The British government is to change the law to allow motor racing on UK roads, opening the door to a potential London Grand Prix in future.

Prime Minister David Cameron made the announcement when opening the new Williams Advanced Engineering facility in Grove, Oxfordshire on Friday. The change has been agreed following a government consultation, and Cameron said it would be a beneficial move for motor sport in the UK.

"We're going to change the rules so that local councils are able to make the decision so you don't have to have a private member's Bill through Parliament, which we think will be great news for British motor sport," Cameron said.

As well as saying that the move would mean "more races, more events, more money coming into our country", Cameron described Britain's contribution to F1 as "an amazing success story, eight of the 11 teams based here in the United Kingdom, 41,000 people working in the industry in the Oxford area alone, working for about 4,300 companies".

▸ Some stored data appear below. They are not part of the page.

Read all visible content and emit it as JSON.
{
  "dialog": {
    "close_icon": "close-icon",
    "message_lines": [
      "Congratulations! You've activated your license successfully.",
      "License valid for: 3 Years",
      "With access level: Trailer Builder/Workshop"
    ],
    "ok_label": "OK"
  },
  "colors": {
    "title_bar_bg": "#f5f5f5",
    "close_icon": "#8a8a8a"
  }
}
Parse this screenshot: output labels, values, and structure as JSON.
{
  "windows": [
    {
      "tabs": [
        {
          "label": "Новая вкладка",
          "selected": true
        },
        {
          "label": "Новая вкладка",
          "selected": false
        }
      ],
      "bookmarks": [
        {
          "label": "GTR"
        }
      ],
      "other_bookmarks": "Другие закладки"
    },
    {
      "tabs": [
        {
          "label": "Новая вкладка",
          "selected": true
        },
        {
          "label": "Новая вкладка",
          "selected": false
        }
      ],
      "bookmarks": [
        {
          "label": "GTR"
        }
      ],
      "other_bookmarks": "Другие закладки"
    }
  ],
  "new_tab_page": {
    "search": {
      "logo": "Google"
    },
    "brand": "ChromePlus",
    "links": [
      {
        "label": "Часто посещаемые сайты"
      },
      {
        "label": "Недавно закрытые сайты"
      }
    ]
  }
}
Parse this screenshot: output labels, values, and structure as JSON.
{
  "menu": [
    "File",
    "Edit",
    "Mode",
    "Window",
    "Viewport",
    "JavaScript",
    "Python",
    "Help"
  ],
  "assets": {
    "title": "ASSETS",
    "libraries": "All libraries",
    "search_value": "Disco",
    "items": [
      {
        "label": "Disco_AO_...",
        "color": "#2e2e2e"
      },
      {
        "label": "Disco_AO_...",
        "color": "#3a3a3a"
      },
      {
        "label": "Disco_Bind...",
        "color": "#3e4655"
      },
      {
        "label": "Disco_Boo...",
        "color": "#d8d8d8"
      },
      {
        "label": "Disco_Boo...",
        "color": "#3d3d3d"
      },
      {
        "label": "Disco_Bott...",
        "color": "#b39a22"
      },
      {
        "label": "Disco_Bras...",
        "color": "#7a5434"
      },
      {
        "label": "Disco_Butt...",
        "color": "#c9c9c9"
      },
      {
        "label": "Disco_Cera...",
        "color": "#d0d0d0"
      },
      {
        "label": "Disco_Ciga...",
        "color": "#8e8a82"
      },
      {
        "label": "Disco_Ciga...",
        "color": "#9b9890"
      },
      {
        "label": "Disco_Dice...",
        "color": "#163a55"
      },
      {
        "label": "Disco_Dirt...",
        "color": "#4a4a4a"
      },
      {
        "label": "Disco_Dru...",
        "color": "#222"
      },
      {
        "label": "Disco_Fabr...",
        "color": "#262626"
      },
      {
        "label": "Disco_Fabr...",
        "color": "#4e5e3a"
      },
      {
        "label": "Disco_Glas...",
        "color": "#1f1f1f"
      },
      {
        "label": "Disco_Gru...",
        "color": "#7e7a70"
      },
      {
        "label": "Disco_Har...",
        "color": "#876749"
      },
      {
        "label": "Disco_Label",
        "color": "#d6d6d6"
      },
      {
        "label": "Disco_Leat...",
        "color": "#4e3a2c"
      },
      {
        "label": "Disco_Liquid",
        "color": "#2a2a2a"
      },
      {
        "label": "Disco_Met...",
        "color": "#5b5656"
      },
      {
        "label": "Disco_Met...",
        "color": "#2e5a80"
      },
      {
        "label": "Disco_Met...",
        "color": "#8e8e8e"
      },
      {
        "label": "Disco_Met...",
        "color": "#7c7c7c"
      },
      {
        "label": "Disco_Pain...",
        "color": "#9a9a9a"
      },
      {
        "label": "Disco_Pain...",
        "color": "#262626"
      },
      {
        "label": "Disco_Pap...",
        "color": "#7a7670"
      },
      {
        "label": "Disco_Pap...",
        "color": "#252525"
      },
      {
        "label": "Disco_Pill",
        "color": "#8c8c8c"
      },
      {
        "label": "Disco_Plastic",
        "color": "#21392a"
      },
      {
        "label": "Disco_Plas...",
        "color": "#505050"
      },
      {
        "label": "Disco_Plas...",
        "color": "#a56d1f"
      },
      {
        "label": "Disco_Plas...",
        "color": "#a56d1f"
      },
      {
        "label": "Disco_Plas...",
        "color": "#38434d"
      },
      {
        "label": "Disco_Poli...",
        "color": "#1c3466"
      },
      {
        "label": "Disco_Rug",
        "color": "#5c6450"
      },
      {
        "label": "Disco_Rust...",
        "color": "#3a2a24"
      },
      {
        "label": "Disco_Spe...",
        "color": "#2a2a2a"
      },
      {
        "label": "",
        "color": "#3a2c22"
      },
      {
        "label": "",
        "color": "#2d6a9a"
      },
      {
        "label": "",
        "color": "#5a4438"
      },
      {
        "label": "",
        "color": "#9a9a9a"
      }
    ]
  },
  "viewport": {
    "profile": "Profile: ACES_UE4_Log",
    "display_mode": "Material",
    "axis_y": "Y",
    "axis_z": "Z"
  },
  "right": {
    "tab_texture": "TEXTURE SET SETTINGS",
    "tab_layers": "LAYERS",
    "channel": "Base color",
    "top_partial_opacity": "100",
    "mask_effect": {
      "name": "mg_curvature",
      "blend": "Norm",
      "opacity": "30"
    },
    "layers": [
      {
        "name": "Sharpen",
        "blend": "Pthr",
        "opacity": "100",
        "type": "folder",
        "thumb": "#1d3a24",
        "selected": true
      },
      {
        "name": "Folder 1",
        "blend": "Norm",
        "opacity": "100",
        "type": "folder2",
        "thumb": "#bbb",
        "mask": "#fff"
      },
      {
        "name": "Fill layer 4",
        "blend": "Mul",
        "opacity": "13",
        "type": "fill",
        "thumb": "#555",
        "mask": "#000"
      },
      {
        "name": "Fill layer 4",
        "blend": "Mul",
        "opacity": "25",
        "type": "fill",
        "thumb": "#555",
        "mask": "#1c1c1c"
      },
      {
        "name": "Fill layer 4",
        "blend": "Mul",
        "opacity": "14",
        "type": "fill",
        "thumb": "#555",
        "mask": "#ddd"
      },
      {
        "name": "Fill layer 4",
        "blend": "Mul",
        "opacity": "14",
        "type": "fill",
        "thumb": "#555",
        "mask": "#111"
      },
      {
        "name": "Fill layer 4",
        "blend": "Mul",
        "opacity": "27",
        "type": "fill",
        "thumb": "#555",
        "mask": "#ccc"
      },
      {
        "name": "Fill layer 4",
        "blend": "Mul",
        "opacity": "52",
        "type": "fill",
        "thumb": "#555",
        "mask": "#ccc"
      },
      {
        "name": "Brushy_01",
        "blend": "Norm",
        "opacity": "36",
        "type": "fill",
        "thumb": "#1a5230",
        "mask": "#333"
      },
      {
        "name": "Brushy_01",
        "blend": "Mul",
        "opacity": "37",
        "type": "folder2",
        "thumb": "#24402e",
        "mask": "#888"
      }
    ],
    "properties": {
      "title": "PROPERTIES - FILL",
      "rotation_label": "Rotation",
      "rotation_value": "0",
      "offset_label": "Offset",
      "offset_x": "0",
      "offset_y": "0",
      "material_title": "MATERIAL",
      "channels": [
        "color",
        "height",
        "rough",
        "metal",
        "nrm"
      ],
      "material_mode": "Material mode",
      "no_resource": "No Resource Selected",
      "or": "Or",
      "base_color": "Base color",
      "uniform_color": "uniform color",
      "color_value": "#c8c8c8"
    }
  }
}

While there remains a number of other obstacles which make a London Grand Prix unlikely, London mayor Boris Johnson has said he is open to the idea.

"He is always interested in projects that attract jobs and bring growth," a spokesman for Johnson is quoted as telling the BBC. "He is positive that London would do a spectacular job of hosting an F1 Grand Prix. But it is impossible to say what the impact might be without detailed planning and research and the question of air quality and noise impact would have to be looked at very carefully."